Il terzo metodo è quello già accennato dell’incisione con il bulino; per accentuare l’effetto chiaroscurale si possono riempire i solchi con cera o stucco colorati. Per ottenere una buona lucidatura a gomma lacca è necessario che i solchi siano riempiti in modo che la superficie sia pareggiata.
Se l’intarsio era applicato su di una superficie sagomata, esso veniva eseguito sulla “gobba”. Ovvero si sagomava e si ritagliava la placcatura direttamente o sul fusto del mobile o su una calla di gesso  ottenuta a stampo sullo stesso, pressandola con sacchi ripieni di segatura o di sabbia calda. Una volta costruito il pacchetto come descritto in precedenza esso era traforato già sagomato. In questo caso la differenza della direzione della curvatura non permetteva di realizzare contemporaneamente le parti di un intarsio simmetrico; si era in grado di realizzare solo più intarsi con la stessa curvatura per i due fianchi o per più mobili simili contemporaneamente. Si poteva costruire l’intarsio direttamente sul fusto incollando, sempre pressando con i sacchi, il negativo e poi incastrando ed incollando il positivo. Questo metodo risultava difficoltoso e non troppo preciso.

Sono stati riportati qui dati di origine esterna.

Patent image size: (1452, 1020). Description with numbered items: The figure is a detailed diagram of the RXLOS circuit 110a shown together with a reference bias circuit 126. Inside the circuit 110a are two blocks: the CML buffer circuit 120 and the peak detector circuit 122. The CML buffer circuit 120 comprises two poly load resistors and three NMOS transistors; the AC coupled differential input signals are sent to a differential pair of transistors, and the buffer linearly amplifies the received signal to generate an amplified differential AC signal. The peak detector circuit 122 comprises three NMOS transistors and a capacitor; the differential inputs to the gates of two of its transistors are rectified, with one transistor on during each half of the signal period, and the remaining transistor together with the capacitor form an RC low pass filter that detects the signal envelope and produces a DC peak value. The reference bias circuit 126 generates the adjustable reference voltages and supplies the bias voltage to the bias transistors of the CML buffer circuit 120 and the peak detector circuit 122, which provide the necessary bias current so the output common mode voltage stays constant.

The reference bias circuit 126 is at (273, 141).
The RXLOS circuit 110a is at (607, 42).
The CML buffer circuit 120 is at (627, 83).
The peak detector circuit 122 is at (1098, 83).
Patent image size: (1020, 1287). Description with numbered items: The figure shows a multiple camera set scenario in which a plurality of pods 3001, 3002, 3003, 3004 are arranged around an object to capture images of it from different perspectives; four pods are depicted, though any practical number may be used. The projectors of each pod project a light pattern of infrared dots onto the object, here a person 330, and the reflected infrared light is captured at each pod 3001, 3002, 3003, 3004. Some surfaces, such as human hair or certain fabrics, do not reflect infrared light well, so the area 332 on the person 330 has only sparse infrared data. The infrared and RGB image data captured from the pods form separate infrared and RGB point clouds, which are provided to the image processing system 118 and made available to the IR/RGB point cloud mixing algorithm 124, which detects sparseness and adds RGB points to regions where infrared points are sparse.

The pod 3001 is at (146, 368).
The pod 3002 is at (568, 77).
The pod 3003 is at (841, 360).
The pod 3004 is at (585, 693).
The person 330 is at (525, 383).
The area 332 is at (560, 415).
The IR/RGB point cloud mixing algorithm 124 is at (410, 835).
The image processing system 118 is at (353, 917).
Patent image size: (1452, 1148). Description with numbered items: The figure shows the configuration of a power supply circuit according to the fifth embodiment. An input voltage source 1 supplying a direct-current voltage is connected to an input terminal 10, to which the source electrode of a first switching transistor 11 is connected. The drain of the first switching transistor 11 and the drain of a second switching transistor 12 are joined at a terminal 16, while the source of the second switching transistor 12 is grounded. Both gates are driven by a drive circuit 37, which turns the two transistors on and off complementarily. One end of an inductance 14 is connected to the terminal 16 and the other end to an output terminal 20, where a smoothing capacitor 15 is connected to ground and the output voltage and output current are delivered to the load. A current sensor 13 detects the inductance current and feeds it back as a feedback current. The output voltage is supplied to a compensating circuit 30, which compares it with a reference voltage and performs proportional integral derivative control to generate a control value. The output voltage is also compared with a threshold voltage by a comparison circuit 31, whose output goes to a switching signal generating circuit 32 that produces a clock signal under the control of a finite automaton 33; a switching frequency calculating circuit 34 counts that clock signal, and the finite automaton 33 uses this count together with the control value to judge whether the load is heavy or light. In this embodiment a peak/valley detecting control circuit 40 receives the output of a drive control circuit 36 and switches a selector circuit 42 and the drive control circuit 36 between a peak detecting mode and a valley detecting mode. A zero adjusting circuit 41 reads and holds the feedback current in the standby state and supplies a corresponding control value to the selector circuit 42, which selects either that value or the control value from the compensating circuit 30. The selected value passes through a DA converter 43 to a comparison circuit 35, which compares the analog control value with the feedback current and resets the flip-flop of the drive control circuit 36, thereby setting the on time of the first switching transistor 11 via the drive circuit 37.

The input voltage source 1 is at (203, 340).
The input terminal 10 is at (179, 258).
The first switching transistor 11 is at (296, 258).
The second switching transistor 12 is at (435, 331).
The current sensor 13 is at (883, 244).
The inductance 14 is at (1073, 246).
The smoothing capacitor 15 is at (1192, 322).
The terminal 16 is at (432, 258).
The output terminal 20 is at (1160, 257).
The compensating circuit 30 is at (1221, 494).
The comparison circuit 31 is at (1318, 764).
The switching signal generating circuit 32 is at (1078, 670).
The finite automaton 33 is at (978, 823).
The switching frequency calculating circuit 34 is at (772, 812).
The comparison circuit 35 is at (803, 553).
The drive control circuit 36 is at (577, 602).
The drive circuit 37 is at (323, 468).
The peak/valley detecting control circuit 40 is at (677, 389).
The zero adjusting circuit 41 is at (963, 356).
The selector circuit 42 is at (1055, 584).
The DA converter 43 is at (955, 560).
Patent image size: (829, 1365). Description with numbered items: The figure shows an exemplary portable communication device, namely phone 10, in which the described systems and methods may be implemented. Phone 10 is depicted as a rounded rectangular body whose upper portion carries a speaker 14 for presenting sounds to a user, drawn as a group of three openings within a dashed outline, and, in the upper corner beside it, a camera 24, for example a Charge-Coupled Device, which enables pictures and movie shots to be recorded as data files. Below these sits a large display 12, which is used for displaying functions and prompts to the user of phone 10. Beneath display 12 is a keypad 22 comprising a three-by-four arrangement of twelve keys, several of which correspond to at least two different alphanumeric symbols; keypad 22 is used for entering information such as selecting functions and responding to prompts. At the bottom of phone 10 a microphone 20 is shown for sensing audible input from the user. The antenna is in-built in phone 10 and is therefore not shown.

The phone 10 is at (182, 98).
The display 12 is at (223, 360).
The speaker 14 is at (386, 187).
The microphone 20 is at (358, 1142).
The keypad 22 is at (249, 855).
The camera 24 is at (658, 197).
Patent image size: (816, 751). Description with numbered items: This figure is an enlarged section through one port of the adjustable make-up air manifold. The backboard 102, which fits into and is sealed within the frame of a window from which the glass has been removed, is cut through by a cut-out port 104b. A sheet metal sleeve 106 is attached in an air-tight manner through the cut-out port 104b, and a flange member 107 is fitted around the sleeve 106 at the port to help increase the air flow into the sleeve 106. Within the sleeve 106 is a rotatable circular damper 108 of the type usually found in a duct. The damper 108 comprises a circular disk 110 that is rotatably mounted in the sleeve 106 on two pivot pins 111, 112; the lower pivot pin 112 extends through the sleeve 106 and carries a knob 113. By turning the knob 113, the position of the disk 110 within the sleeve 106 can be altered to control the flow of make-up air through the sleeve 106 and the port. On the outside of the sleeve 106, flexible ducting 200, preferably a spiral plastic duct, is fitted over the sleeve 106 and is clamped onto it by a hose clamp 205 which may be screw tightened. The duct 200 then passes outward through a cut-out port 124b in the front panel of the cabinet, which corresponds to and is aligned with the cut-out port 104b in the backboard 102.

Il metodo più raffinato consisteva nell’incastrare l’intarsio incollandolo su di un foglio di carta in precedenza posto sul fusto o sulla calla di gesso, poi si incollava al solito un altro foglio o della tela all’esterno, indi pulita la superficie interna si incollava l’intarsio completo definitivamente sul fusto; in tal modo esso poteva essere incollato, utilizzando i sacchi o gli stampi sagomati di gesso, in una sola volta ottenendo un lavoro più curato.
Per i pannelli con intarsi semplici o concentrati al centro della gobba e soprattutto per le placcature d’essenze uniformi, si poteva anche procedere all’applicazione d’intarsi piani. In questo caso si eseguivano tagli lungo il filo della venatura o dove il disegno lo permetteva tenendo conto della sagomatura del mobile, poi s’incollava l’intarsio pressandolo come descritto in precedenza. Una volta asciugata la colla si asportavano gli eccessi di placcatura ove nelle parti concave i tagli in precedenza praticati avevano permesso che essa in eccesso si sovrapponesse; o si riempiva con placcatura nelle parti convesse dove viceversa essa mancava.
Come possiamo vedere tutte queste metodologie erano complesse e difficoltose e richiedevano per una buona riuscita una notevole abilità da parte di tutta la manodopera che vi prendeva parte, che solo l’ebanista era in grado di coordinare. L’introduzione delle seghe alternative, dapprima mosse a pedale, poi da motori semplificherà non poco il lavoro, che rimarrà in ogni modo appannaggio degli ebanisti; bisognerà aspettare i moderni pantografi per arrivare ad una produzione industriale.